Student uses power of grammar to crack passwords

Ph.D. student Ashwini Rao utilized grammar to crack particularly long passwords.  (credit: Kate Groschner/Photo Editor) Ph.D. student Ashwini Rao utilized grammar to crack particularly long passwords. (credit: Kate Groschner/Photo Editor)

Ashwini Rao, a software engineering Ph.D. student in the Institute for Software Research, recently made important discoveries in the field of password security. She determined ways that make cracking a long password easier; in doing so, she identified grammatical structures that may add further security to longer passwords.

Generally, there are two types of password attacks: online and offline.

An online attack occurs when the attacker sits at a computer terminal, has a web page open (such as a bank site), and tries to guess a user’s password. What usually happens is that, once the attacker makes two or three guesses, the account is locked and the attacker is unsuccessful.

Offline attacks typically deal with hashed passwords used in most websites. Each plain-text password has a generated number associated with it — known as a hash — and that number is the one that is stored. When this data set of hashed passwords is leaked, like what happened to professional networking website LinkedIn recently, attackers can use an unlimited amount of computing power. Hackers will generate a huge number of plain-text guesses, hash them, and compare them to the leaked hashed passwords. If it is a match, they have found the plain-text passwords.

Rao’s research has focused on this kind of offline attack for long passwords (16 characters or more.) “Currently there is a trend toward longer passwords and those are usually called pass phrases, where instead of choosing a word with lots of special characters and numbers you tend to just increase the length of the password and try to decrease the number of restrictions you put on a user,” she said.

Rao and the other students on her team looked at a data set of about 1,500 passwords. When users were asked to come up with long passwords without any restrictions, 18 percent of those had phrases in them, or contained postal addresses or email addresses. The structure of the passwords influenced their security. When current password crackers — which are algorithms used to determine the hashed passwords — tried to figure out these codes, only 6 percent were cracked. The password crackers didn’t work because they were not meant for long ones and did not take into account the possible grammatical structure of passwords.

For example, the passwords “Shehas3cats” and “Danhas3cats” have the same length, but the second one is more secure. This is because the security of long passwords is influenced by their component parts of speech.

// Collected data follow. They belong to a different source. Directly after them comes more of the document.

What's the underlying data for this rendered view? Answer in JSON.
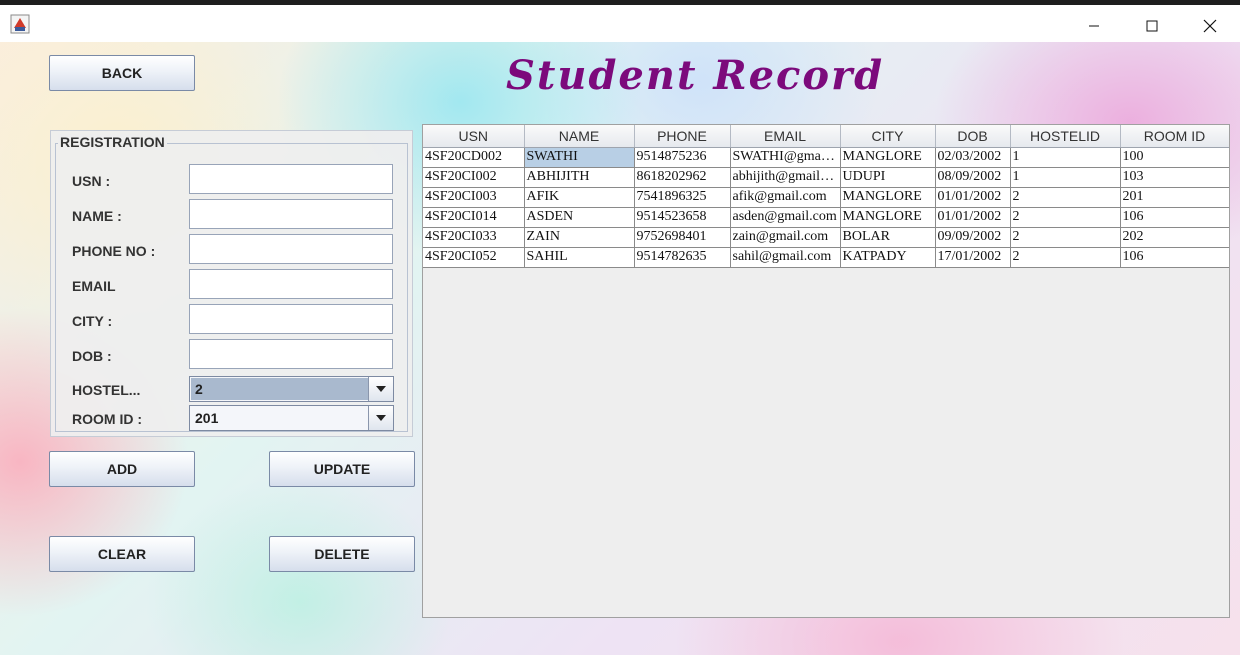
{
  "window": {
    "minimize_glyph": "—",
    "maximize_glyph": "☐",
    "close_glyph": "✕"
  },
  "title": "Student Record",
  "buttons": {
    "back": "BACK",
    "add": "ADD",
    "update": "UPDATE",
    "clear": "CLEAR",
    "delete": "DELETE"
  },
  "registration": {
    "legend": "REGISTRATION",
    "usn": {
      "label": "USN :",
      "value": ""
    },
    "name": {
      "label": "NAME :",
      "value": ""
    },
    "phone": {
      "label": "PHONE NO :",
      "value": ""
    },
    "email": {
      "label": "EMAIL",
      "value": ""
    },
    "city": {
      "label": "CITY :",
      "value": ""
    },
    "dob": {
      "label": "DOB :",
      "value": ""
    },
    "hostel": {
      "label": "HOSTEL...",
      "selected": "2"
    },
    "room": {
      "label": "ROOM ID :",
      "selected": "201"
    }
  },
  "table": {
    "columns": [
      "USN",
      "NAME",
      "PHONE",
      "EMAIL",
      "CITY",
      "DOB",
      "HOSTELID",
      "ROOM ID"
    ],
    "rows": [
      [
        "4SF20CD002",
        "SWATHI",
        "9514875236",
        "SWATHI@gmail.com",
        "MANGLORE",
        "02/03/2002",
        "1",
        "100"
      ],
      [
        "4SF20CI002",
        "ABHIJITH",
        "8618202962",
        "abhijith@gmail.com",
        "UDUPI",
        "08/09/2002",
        "1",
        "103"
      ],
      [
        "4SF20CI003",
        "AFIK",
        "7541896325",
        "afik@gmail.com",
        "MANGLORE",
        "01/01/2002",
        "2",
        "201"
      ],
      [
        "4SF20CI014",
        "ASDEN",
        "9514523658",
        "asden@gmail.com",
        "MANGLORE",
        "01/01/2002",
        "2",
        "106"
      ],
      [
        "4SF20CI033",
        "ZAIN",
        "9752698401",
        "zain@gmail.com",
        "BOLAR",
        "09/09/2002",
        "2",
        "202"
      ],
      [
        "4SF20CI052",
        "SAHIL",
        "9514782635",
        "sahil@gmail.com",
        "KATPADY",
        "17/01/2002",
        "2",
        "106"
      ]
    ],
    "selected_cell": {
      "row": 0,
      "col": 1
    }
  },
  "colors": {
    "title": "#7c0a7c",
    "selection": "#b8cfe5",
    "combo_selection": "#a9b9ce"
  },
  "icons": {
    "app": "java-cup-icon",
    "dropdown": "chevron-down-icon"
  }
}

The noun “Dan” is more difficult to guess than the pronoun “she.”

Rao understood that current password crackers don’t look at structure. “They are for conventional passwords, shorter passwords, maybe 12 characters or less. They are not built for these kind of [long] passwords,” she said. She tried to assist the security of these passwords by improving the algorithms that are used to crack them. The idea, in a sense, is to remain one step ahead of hackers. She improved the crackers in two ways.

First, she built an improved password cracker. Current crackers are dictionary based: they have a dictionary of words called “base words” (taken from a thesaurus, short phrases from Wikipedia, movie titles, music lyrics, etc.) and “mangling” rules. Such mangling rules could be “take a word from a dictionary and capitalize the first letter” or “concatenate the same word twice.” These rules are limited to working with maximum two words. The problem was that, in the long password dataset, people were using three, four, or five words.

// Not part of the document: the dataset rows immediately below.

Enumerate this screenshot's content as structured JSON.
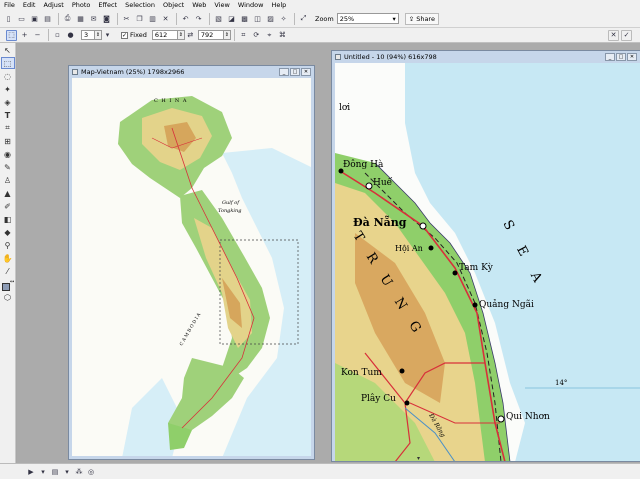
{
  "menu": [
    "File",
    "Edit",
    "Adjust",
    "Photo",
    "Effect",
    "Selection",
    "Object",
    "Web",
    "View",
    "Window",
    "Help"
  ],
  "toolbar": {
    "zoom_label": "Zoom",
    "zoom_value": "25%",
    "share_label": "Share"
  },
  "options_bar": {
    "brush_size": "3",
    "fixed_label": "Fixed",
    "width": "612",
    "height": "792"
  },
  "windows": {
    "map_title": "Map-Vietnam (25%) 1798x2966",
    "crop_title": "Untitled - 10 (94%) 616x798"
  },
  "map_labels": {
    "china": "C H I N A",
    "gulf": "Gulf of",
    "tongking": "Tongking",
    "cambodia": "C A M B O D I A"
  },
  "crop_labels": {
    "top_cut": "lơi",
    "dong_ha": "Đông Hà",
    "hue": "Huế",
    "da_nang": "Đà Nẵng",
    "hoi_an": "Hội An",
    "tam_ky": "Tam Kỳ",
    "quang_ngai": "Quảng Ngãi",
    "kon_tum": "Kon Tum",
    "play_cu": "Plây Cu",
    "qui_nhon": "Qui Nhơn",
    "trung": "T R U N G",
    "sea": "S E A",
    "lat": "14°",
    "river": "Đà Rằng"
  },
  "colors": {
    "ui_bg": "#f0f0f0",
    "workspace": "#ababab",
    "window_frame": "#c6d6ea",
    "sea": "#c7e8f4",
    "lowland": "#8fcf6a",
    "upland": "#e8d48c",
    "highland": "#d9a860",
    "road": "#d8303a"
  }
}
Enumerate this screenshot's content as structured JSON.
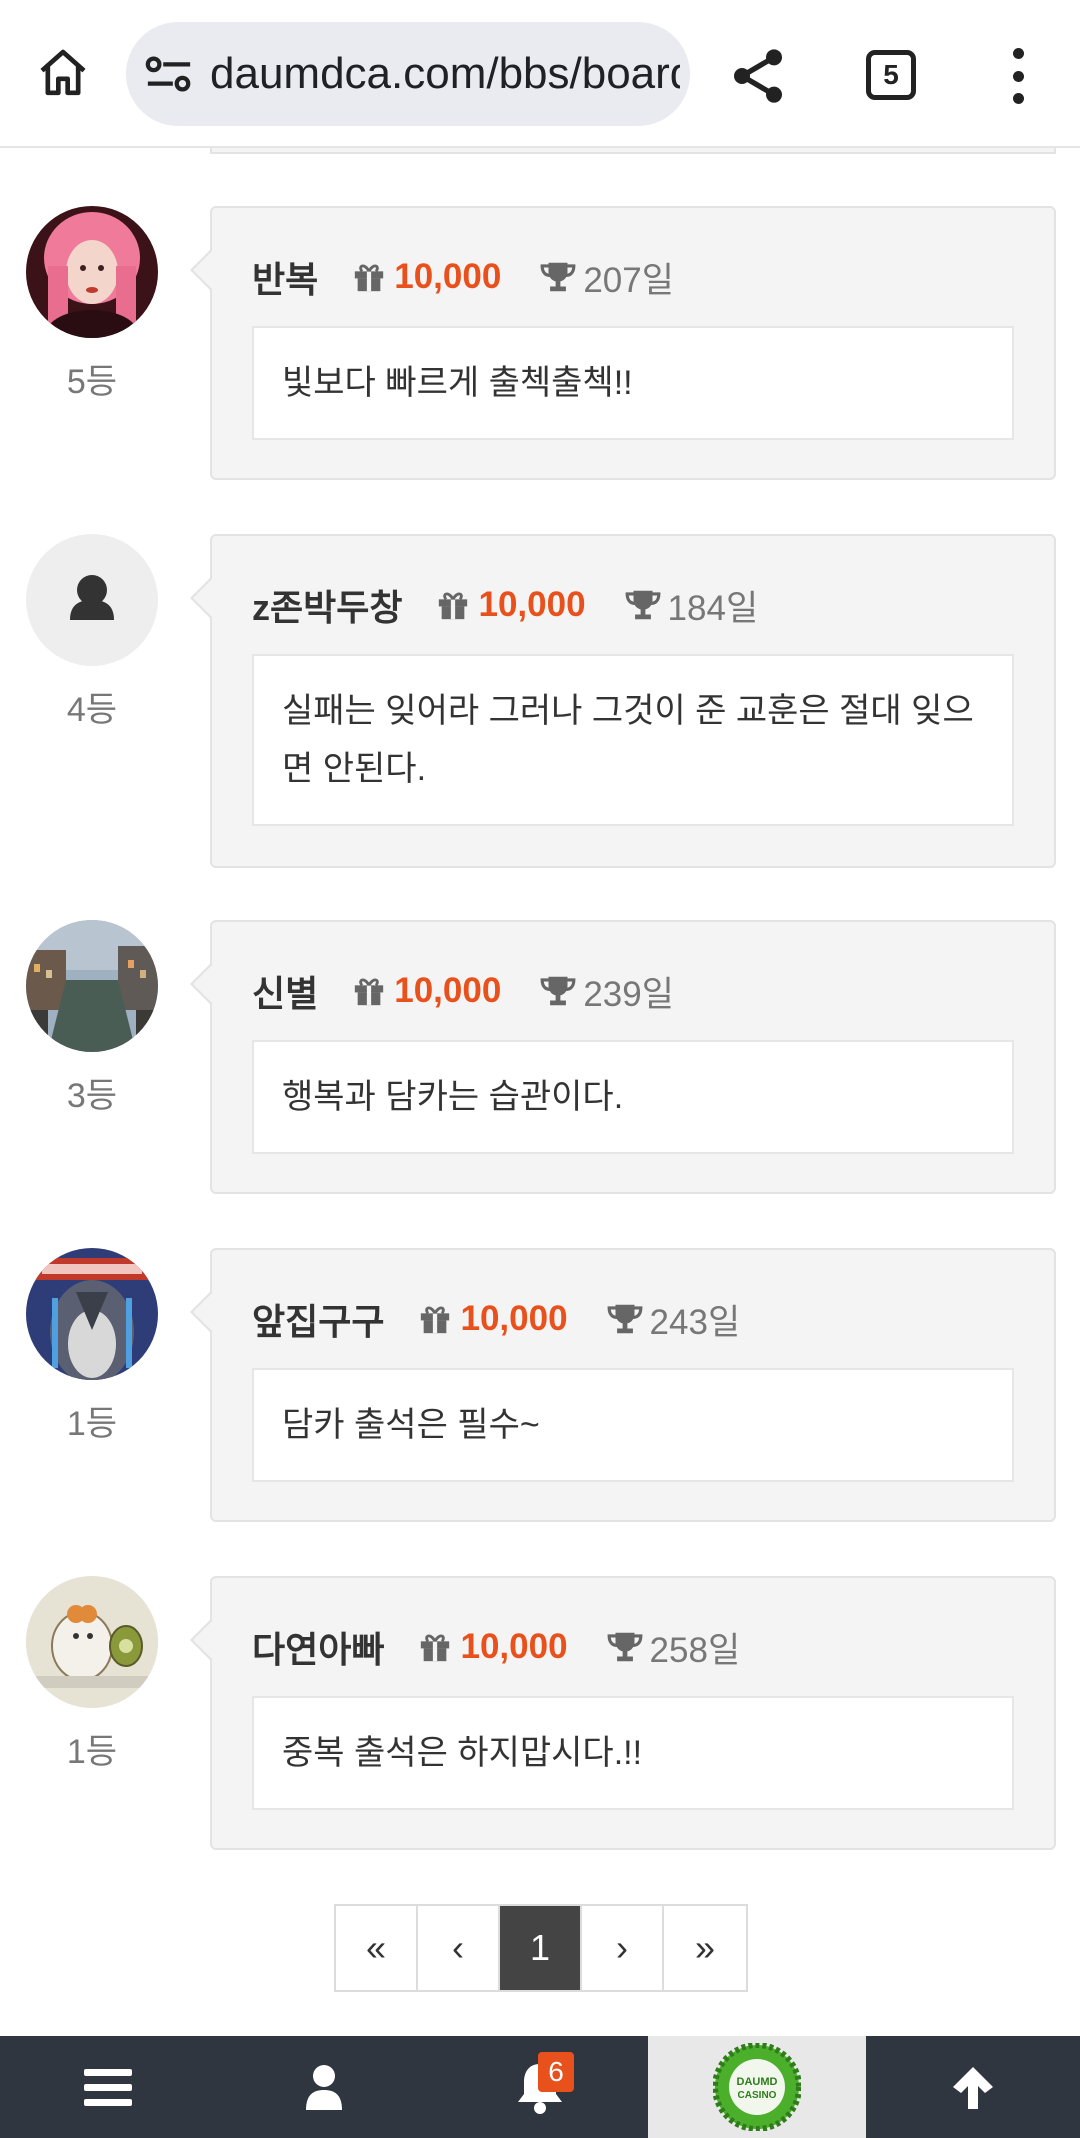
{
  "browser": {
    "url": "daumdca.com/bbs/board",
    "tab_count": "5"
  },
  "comments": [
    {
      "name": "반복",
      "points": "10,000",
      "days": "207일",
      "rank": "5등",
      "message": "빛보다 빠르게 출첵출첵!!",
      "avatar": "pink-hair-portrait"
    },
    {
      "name": "z존박두창",
      "points": "10,000",
      "days": "184일",
      "rank": "4등",
      "message": "실패는 잊어라 그러나 그것이 준 교훈은 절대 잊으면 안된다.",
      "avatar": "default-user"
    },
    {
      "name": "신별",
      "points": "10,000",
      "days": "239일",
      "rank": "3등",
      "message": "행복과 담카는 습관이다.",
      "avatar": "canal-city-photo"
    },
    {
      "name": "앞집구구",
      "points": "10,000",
      "days": "243일",
      "rank": "1등",
      "message": "담카 출석은 필수~",
      "avatar": "penguin-cartoon"
    },
    {
      "name": "다연아빠",
      "points": "10,000",
      "days": "258일",
      "rank": "1등",
      "message": "중복 출석은 하지맙시다.!!",
      "avatar": "hamster-cartoon"
    }
  ],
  "pagination": {
    "first": "«",
    "prev": "‹",
    "current": "1",
    "next": "›",
    "last": "»"
  },
  "bottom_nav": {
    "notification_count": "6",
    "logo_text_line1": "DAUMD",
    "logo_text_line2": "CASINO"
  },
  "colors": {
    "accent": "#e8501c",
    "card_bg": "#f4f4f4",
    "bottom_bar": "#2f3640"
  }
}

Rao and her team wanted to build a new password cracker that could “come up with phrases — longer sequences of words,” she said. For this, they defined grammar to be a sequence of parts of speech such as nouns, verbs, and adjectives. Next, they wanted to construct a phrase automatically using the Brown corpus — a famous collection of annotated words. They took the 1,000 most common sequences of parts of speech and assigned concrete words for each part of speech. Thus they ended up with phrases, or long passwords. For each part of speech, they created a dictionary. For example, they created a noun dictionary that included all of the nouns from the Brown corpus.

Their new cracker takes the sequence of parts of speech, a dictionary for each part of speech, and the maximum guesses the cracker can make as inputs. It will generate a number of sequences and will answer how many of the passwords from a test data set it can crack.

For example, for the sequence of parts of speech “noun, adjective” — and a dictionary containing 20,000 nouns and a different dictionary containing 1,000 adjectives — the cracker will generate 20 million sequences of words. If the maximum number of guesses is only 10,000, it will take the first 10,000 sequences of words, in order by the length of the sequences, and try to see how many of those sequences match the passwords from the data set it is trying to guess.

The second improvement to the current password crackers was using the Google corpus instead of the current dictionaries. The Google corpus contains frequently used sequences of words from web pages on the Internet. By using this corpus instead of the current dictionaries, Rao’s team was able to crack 20 percent of longer passwords, much more than the predicted 6 percent.

They were able to crack an additional 10 percent of the passwords by combining the Google corpus with the new and improved cracker.

“This is the most important result. We were able to crack new passwords that otherwise couldn’t be cracked,” Rao said.

Rao will present the findings on Feb. 20 at the Association for Computing Machinery’s Conference on Data and Application Security and Privacy (CODASPY 2013) in San Antonio, Texas.